Earlier this evening I ran across this post over at Seeking Alpha titled “Signs of Life for TARP Banks: Treasury to Auction off Stock Warrants.” Apparently, JP Morgan Chase, Capital One, TCF Financial warrants are going to be auctioned off:
The three banks, whose warrants will be sold via auctions over the next month, are JPMorgan Chase (JPM), Capital One Financial (COF) and TCF Financial Corporation (TCB). These three banks, that received a total of $28.9 billion from the TARP, have fully repurchased Treasury’s preferred stock investment. The current move to sell their warrants will completely free these banks from government intervention.
Here’s how the Treasury explains this:
The US Department of the Treasury today announced its intention to dispose of several warrant positions received in consideration for investments made under the Capital Purchase Program (CPP). Over the next month, Treasury intends to conduct auctions to sell its warrant positions in JP Morgan Chase & Co., Capital One Financial Corporation, and TCF Financial Corporation.
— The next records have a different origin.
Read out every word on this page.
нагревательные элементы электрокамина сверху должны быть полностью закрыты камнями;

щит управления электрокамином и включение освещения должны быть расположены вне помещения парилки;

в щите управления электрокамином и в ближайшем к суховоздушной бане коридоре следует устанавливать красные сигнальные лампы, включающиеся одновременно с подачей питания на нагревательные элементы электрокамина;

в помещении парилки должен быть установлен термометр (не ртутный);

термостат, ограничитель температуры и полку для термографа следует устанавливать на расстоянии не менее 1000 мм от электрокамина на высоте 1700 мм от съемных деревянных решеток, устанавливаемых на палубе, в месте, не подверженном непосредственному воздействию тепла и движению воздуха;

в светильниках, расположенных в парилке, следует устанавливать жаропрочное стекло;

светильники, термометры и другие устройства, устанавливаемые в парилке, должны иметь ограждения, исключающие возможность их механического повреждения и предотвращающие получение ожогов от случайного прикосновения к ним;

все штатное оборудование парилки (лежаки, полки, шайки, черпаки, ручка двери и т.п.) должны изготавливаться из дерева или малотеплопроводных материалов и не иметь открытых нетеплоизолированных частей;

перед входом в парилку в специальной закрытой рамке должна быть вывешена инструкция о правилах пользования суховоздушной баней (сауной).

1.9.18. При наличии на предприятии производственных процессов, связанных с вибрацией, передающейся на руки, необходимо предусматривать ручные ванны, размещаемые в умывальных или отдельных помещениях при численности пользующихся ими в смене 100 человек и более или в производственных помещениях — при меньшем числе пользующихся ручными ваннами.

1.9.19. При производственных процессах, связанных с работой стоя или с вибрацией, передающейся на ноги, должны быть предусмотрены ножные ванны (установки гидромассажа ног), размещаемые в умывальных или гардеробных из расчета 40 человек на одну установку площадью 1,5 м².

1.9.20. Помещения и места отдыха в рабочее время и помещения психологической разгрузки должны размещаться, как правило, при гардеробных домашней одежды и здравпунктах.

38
Each of these banks has fully repurchased Treasury’s preferred stock investment. The warrant sales anticipated over the next month, if consummated in full, would represent Treasury’s disposition of its remaining holdings in these companies. The proceeds of these sales will provide an additional return to the American taxpayer from Treasury’s investments in these banks beyond the dividend payments it received on the related preferred stock.
So this is essentially the last hurdle these banks need to clear to be free from TARP. It looks like the auction will be open to a variety of participants, including the banks themselves. More from the Treasury press release:
Treasury intends to sell the warrants through registered public offerings. These offerings will be executed using a modified Dutch auction methodology that establishes a market price by allowing investors to submit bids at specified increments above a minimum price specified for each auction.
So it sounds like there’s a price floor on the warrants that the Treasury will accept and the bidders have to bid up from there. Sounds reasonable. The question is what will the floor be and what’s the premium paid over that floor. Bigger premiums translate into a bigger return for taxpayers.
And given the CIT bankruptcy and several recent bank failures of TARP recipients, we need these to go well. A failed auction would not be a good sign.